Charles Darwin is famous for saying, "[a] scientific man ought to have no wishes, no affections, - a mere heart of stone". However, whenever I learned about Darwin from secondary sources, there is always great mention of his passionate love for specific organisms like worms. He kept collections, he gardened, etc. That sounds like the behavior of someone who has tremendous affection for the natural world. So did Darwin change his mind? Was he being oblivious and hypocritical? Was he commenting on how scientists should be and not on what they often are (nerds)? Or something else entirely? I've never read this quote in it's original context and would love to hear from someone who has done primary research into Darwin's life.
Darwin's "heart of stone" comment refers to the idea that scientists should not develop an affection for a theory or law that goes beyond the evidence, and be ready to part with said theories or laws if it appears they are false. It is a statement about going into the world without emotional attachment to what you are going to find. It does not mean that scientists should not care generally, or care for their work, or revel in the glory of nature, or anything like that. It is not a contradiction in the slightest that Darwin could believe that scientists need to be hard-hearted when it comes to abandoning ill-formed theories (however dear to them), but that he enjoyed his work, his garden, his worms, what have you.

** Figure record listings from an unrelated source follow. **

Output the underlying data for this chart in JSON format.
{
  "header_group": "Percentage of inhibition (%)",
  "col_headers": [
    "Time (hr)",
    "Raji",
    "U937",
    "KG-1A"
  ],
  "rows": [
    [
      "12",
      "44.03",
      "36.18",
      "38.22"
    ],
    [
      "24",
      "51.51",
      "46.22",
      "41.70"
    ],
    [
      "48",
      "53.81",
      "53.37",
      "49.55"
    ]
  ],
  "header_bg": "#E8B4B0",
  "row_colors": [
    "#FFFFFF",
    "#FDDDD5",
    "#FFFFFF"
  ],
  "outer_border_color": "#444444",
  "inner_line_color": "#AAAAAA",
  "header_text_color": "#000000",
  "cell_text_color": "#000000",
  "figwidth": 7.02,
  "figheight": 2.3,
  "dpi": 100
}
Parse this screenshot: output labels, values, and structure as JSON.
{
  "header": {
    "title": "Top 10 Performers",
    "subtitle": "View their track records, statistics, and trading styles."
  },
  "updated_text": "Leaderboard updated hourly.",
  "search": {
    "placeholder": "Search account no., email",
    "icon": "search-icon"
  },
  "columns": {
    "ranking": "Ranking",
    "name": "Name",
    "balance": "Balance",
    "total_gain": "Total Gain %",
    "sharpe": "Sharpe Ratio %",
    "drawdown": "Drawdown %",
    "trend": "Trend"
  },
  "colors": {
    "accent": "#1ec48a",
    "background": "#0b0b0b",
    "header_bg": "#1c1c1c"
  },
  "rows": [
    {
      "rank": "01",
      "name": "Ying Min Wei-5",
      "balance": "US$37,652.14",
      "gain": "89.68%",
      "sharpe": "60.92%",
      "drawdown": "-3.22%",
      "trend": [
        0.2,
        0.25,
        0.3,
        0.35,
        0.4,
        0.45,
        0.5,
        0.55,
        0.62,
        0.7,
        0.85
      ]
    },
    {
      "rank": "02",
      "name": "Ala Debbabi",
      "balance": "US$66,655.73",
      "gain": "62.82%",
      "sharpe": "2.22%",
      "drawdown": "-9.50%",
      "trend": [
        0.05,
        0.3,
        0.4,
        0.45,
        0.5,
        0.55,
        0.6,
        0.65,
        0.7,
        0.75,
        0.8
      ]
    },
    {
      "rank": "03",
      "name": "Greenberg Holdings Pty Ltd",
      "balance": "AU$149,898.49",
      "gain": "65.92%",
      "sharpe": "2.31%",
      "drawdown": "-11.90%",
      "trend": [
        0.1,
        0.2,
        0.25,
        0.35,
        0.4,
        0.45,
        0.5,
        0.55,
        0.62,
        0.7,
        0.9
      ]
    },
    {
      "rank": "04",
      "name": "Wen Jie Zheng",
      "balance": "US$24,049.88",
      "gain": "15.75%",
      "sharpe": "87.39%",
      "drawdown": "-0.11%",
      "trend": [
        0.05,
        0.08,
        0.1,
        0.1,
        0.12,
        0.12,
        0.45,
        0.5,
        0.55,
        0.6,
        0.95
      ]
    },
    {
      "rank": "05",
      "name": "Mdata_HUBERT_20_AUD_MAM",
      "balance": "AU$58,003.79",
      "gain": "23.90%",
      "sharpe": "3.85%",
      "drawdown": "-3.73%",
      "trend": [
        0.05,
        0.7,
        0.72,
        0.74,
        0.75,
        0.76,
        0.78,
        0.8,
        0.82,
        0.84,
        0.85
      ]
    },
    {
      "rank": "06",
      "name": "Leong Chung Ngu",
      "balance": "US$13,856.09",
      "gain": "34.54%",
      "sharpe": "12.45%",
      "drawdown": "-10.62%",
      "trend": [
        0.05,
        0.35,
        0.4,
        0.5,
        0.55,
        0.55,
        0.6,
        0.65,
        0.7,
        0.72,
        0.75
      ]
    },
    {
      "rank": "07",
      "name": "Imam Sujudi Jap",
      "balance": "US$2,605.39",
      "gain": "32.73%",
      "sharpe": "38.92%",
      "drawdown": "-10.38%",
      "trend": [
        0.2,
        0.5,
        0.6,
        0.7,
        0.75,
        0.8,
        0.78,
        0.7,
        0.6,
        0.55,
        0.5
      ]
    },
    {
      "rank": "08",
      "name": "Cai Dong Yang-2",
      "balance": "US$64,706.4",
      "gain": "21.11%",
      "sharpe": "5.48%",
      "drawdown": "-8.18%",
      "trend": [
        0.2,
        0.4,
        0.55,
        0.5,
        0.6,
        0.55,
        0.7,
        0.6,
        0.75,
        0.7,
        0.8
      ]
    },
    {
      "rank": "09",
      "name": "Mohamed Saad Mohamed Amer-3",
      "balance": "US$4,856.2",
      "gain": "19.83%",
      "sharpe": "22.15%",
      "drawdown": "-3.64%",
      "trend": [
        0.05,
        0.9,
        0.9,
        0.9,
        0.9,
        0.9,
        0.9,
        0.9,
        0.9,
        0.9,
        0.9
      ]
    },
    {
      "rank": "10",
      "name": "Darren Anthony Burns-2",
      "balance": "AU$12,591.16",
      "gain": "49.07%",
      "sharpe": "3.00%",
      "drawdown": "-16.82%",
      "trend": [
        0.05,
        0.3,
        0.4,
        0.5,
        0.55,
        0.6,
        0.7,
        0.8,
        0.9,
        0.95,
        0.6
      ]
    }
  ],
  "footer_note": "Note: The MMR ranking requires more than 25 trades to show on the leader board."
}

This is the original context and the footnotes embedded make it more clear what he is talking about with Huxley (a supposed law of Brullé's regarding vertebrae that Huxley said was wrong). It is of note this is a private correspondence and not some broader public statement by Darwin.
Darwin's entire approach to his work was anything but hard-hearted or hard-headed. He was, in the tradition of his hero, Alexander von Humboldt, a Romantic scientist, one who gloried in the sublime unity of nature and who felt that reductionism had its limits. See e.g. Robert J. Richards, The Romantic Conception of Life: Science and Philosophy in the Age of Goethe (University of Chicago Press, 2002), esp. chapter 14.